Culinary Car Crash

SBS Food caught up with the man who invented bacon and egg ice-cream when he was in town recently for the Melbourne Food and Wine Festival and asked: is he having a laugh?

Heston Blumenthal says he is the kind of bloke whose happy to eat prawn cocktail, a cheap one bought from a supermarket straight from the plastic tub. He’s also happy at home eating a doner kebab with his son.

But on screen he’s the very serious, clean, white food science man with the shaven head and the stylized wrap around glasses. He’s the food intellectual with the big brain who is searching for perfection.

Yet today he’s slightly sweaty and in his racket ball gear just having just thrashed Melbourne Chef Shannon Bennett 4-0 while in Australia for the Melbourne Food and Wine Festival and a Starlight Foundation charity dinner hosted by Neil Perry in Sydney.

Having watched, on Youtube the previous day, Blumenthal wheeling out a giant green luminous absinthe jelly to a table of celebrities, its wobble powered by a battery of personal vibrators – that’s sex toys – only one question springs to mind: Is he having a laugh?

“I love what I do,” he laughs. “I do think that it doesn’t matter how gastronomic food is or it can be. I think you should be able to have fun. If one word that a customer could say to me to describe the experience of the restaurant it would be fun, to have a sense of fun.”

Blumenthal is the chef behind the UK’s top restaurant The Fat Duck at Bray famous for the whimsy of its food including snail porridge and bacon and egg ice cream. And for the recent scare in which over 400 guests fell ill to the norovirus, the same bug usually responsible for gastroenteritis on cruise ships.

Blumenthal opened the Fat Duck as a simple bistro in 1995 on the doorstep on Michelin starred Waterside Inn, run by godfathers of Michelin-starred English dining, the French born and trained Roux brothers, Albert and Michel.

Blumenthal never expected to be awarded beyond one Michelin star. But in 2004 he was awarded three and The Fat Duck is consistently ranked among the top two restaurants in the world.

It was back in his tiny new pub kitchen in the late 1990s that he started asking questions about the science of cooking. “I’m a cook but I’m interested in finding out how things work,” he says. “So I ask lots of questions. My food science knowledge came about over the last ten to 15 years, not liking not knowing how something works and then trying to find out how it did work.”

And thus began a journey which has inspired some of his most memorable dishes – using the application of his scientific research to move dishes in a new direction from traditional recipes.

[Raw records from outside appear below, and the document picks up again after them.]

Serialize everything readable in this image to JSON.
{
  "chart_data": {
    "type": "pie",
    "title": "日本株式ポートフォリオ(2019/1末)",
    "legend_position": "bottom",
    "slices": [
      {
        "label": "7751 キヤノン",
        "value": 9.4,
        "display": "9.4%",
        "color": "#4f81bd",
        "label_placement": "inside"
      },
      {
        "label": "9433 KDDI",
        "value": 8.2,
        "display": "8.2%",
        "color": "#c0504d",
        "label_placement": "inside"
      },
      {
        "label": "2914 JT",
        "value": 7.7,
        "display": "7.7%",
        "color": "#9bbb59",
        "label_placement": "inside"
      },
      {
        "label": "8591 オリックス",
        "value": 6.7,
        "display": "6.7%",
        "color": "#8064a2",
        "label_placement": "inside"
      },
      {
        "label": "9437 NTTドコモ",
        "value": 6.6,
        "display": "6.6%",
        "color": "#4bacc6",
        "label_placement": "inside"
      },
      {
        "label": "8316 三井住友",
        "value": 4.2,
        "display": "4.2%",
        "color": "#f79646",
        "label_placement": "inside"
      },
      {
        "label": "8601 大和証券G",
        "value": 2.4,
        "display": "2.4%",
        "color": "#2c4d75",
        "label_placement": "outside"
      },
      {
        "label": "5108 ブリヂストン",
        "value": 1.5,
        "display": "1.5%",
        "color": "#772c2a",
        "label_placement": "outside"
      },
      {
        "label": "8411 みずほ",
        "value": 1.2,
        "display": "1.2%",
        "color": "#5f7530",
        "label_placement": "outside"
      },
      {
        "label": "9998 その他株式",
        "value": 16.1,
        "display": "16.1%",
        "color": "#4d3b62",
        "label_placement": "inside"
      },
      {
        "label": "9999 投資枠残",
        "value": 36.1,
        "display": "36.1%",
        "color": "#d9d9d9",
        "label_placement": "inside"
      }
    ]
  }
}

Acceptance of some dishes by diners has been tough with some, such as salmon and licorice, being confronting combinations. And then there’s the smoked bacon and egg ice-cream, a dessert that is mostly described as delicious.

“People did love it from the beginning,” he says. “But it polarised people. It really did. It was a love or hate thing and now it is one of those dishes that if you take it off the menu people will say: ‘why don’t you have bacon and egg ice cream’.”

Reassuringly sex toys haven’t made it into the restaurant yet. The vibrator stimulated jelly was part of an interpretation of The Mad Hatters Tea Party for the UK’s Channel 4. And it is part of his journey back through time creating a fusion between modern cooking technique and historic recipes.

Having temporarily closed The Fat Duck to trace the source of the health scare earlier this year Blumenthal is now reassessing what he presents diners and what they will accept on the plate. He is dropping the “safe” a la carte menu of conventional dishes served in three courses. “The reason the a la carte thing was there was a confidence thing,” he says. “I didn’t want to alienate people. You’d have the more creative stuff and then the safe stuff. My confidence has changed quite a bit I don’t need to do that any more.”

He’s thinking of cutting seat numbers and offering more of his creative dishes, based on historic British menus and playing with the human senses.

He says his real fascination is how the brain works and the notion of perception. “The way that the senses actually influence the way that we perceive and appreciate food,” he says. “It is the multi-sensory element of it that I find most exciting.”

“Sound of the sea” was an early exploration of multiple senses in which a seafood dish delivered with an iPod with the sounds of waves lapping on the seashore and gulls. It is meant to explore the combination of memories and emotions conjured up by sound and the flavours of the sea.

While everything seems like fun, behind the scenes it is very serious. Some 45 kitchen staff cater for 42 diners and he spends months perfecting dishes in a laboratory. “I’d be lying to say I don’t take what I do seriously. Elements of myself I probably take too seriously sometimes.

“It’s funny isn’t it how sometimes you are just in that moment and you think you are the fourth emergency service. And at the end of the day you are just cooking.”